Getting accepted into college, applying for financial aid, finding living arrangements and registering for your classes can seem intimidating. There is a lot to do during your senior year in high school, so prioritize, talk to advisers, and keep a calendar to stay on top of details and deadlines. When applying for college, it’s important to “wake up and follow up” throughout these processes.
Before your senior year, you should begin researching colleges and meet with your guidance counselor to discuss your post-high school plans. Go to college fairs and visit college campuses to take tours and have on-campus interviews with an admissions representative. They will let you know what you need to be accepted to that particular institution.
Make sure to take challenging high school classes that meet the requirements of the college you may choose. Also, begin getting your application “résumé” in order, listing accomplishments, activities and work experience.
You’ll also want to start keeping a calendar with important dates and deadlines for the application process and other arrangements.
Fall of Your Senior Year
When your senior year begins, register for the fall SAT and SAT subject test (if required). Once you have taken the test and received the scores, make sure your scores are sent to each of your prospective colleges. Also, get your teacher or employer to agree to write a letter of recommendation. Give them time to meet your application deadlines and do them the courtesy of giving them a stamped and addressed envelope.
By November, you should send your application to the colleges on your list of choices. Some smaller institutions have limited space and may accept students on a first-come, first-served basis.
If you will need any type of financial aid, fill out and submit a Free Application for Student Financial Aid form as soon as possible.
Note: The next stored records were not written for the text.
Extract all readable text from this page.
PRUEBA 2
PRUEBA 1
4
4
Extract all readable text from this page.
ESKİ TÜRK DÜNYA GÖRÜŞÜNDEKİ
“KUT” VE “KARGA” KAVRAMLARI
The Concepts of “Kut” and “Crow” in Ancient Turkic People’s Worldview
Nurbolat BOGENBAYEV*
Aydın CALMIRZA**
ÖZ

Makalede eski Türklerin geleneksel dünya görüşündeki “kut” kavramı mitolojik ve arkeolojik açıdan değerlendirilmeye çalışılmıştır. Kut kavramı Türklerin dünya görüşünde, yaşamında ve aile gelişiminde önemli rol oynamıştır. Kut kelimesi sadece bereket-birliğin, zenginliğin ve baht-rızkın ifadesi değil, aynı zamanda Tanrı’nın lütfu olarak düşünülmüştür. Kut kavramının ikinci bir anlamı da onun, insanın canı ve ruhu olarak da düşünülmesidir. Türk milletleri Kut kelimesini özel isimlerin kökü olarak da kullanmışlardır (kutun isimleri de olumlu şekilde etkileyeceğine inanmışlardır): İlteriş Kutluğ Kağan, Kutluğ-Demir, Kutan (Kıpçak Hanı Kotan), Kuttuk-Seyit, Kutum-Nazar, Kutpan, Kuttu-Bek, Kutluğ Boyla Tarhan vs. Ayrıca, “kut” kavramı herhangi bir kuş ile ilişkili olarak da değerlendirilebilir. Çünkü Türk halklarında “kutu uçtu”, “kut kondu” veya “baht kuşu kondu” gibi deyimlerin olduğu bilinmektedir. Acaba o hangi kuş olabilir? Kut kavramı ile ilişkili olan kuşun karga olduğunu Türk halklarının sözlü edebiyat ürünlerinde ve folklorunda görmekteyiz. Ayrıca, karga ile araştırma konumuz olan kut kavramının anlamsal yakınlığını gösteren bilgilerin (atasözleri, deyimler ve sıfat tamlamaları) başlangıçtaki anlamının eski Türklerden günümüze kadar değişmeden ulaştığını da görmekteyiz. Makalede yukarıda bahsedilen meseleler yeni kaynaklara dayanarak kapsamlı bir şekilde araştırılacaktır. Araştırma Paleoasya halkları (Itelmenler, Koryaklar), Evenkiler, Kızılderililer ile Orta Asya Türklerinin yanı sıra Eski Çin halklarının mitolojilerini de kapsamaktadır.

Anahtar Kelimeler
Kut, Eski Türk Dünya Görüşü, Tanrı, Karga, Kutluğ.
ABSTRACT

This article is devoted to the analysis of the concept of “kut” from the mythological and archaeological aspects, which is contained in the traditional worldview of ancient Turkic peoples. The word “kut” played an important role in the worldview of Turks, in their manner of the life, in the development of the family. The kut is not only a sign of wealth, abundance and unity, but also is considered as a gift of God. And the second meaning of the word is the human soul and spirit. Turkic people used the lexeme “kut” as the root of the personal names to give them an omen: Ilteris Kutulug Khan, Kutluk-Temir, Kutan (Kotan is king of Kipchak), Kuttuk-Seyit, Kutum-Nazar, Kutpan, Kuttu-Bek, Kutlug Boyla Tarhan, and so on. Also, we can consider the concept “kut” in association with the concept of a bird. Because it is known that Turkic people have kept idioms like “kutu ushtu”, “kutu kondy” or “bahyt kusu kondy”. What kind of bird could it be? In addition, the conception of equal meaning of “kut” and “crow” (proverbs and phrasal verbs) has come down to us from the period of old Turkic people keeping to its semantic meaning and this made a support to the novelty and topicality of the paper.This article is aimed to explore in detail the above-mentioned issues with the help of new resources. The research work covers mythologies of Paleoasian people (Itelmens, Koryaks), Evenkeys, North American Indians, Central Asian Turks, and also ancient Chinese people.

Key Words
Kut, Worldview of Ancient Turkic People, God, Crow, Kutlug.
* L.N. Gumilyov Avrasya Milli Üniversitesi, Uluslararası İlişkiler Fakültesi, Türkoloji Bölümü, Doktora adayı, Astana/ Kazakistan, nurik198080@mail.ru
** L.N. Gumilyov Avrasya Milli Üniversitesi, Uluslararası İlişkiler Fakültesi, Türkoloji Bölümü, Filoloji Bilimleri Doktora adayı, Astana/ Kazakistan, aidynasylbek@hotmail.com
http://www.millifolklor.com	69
Applying early will improve the chance of receiving financial aid from one or more different sources. You can fill out your application online at www.fafsa.ed.gov. Make sure to also keep track of financial aid deadlines for your schools.
There are many types of financial aid, including loans, grants and scholarships. Some are from federal sources, such as a Pell Grant, and some states offer aid as well. Most institutions have lots of financial aid opportunities, so inquire early. There also are lots of private scholarship and loan options, and your financial aid adviser can point you in the right direction if you need either.
Some students also will want to have a job to have some income during college. When you decide on a college, check in with the Career Services office to connect you with an on-campus, part-time job or a local employer who wants to hire college students.
Spring of Your Senior Year
Once you have applied, many institutions will create a student online account, including a personal email address. Remember to check your student online account early and often. It is through university email and your student online account that you most likely will receive important instructions about additional documentation or information needed to process your admission, financial aid, registration and other essential items.
In March and April, read your acceptance letters when they arrive. Some may include further instructions for the applications process, so don’t delay. If you are going to take Advanced Placement exams, avoid “senioritis” these months and study hard. AP scores can determine how much college credit is granted. And college credit can mean big financial savings.
Summer Before College
During the summer, visit an academic adviser before you register for classes. An adviser can help you get the courses you need and begin charting your degree plan so you can keep up with what courses to take and which semesters to take them.
Get your fall semester bill paid as quickly as possible. Also, check to make sure you have completed all forms and met all deadlines so financial aid funds are distributed to your student account in a timely manner.
You also should get your required medical vaccines. Most colleges require vaccines for measles, mumps, bacterial meningitis and rubella varicella (chickenpox), or proof of having had the condition, and hepatitis B and a tetanus booster if it’s been more than 10 years since your last shot. In addition, you should consider getting shots to prevent pneumonia, human papillomavirus and hepatitis A. These are contagious illnesses that can spread easily in places like a dorm where there is close contact with other students.
Lastly, make sure to attend the university’s student orientation to get familiar with the campus so you don’t waste time finding classrooms the first day of courses. It also is a place to learn important information about academic matters and campus rules, as well as a great place to begin making friends and adjusting to campus life.
If you keep up with everything on your “to do” list, you will be well on your way to getting your college degree. Good luck!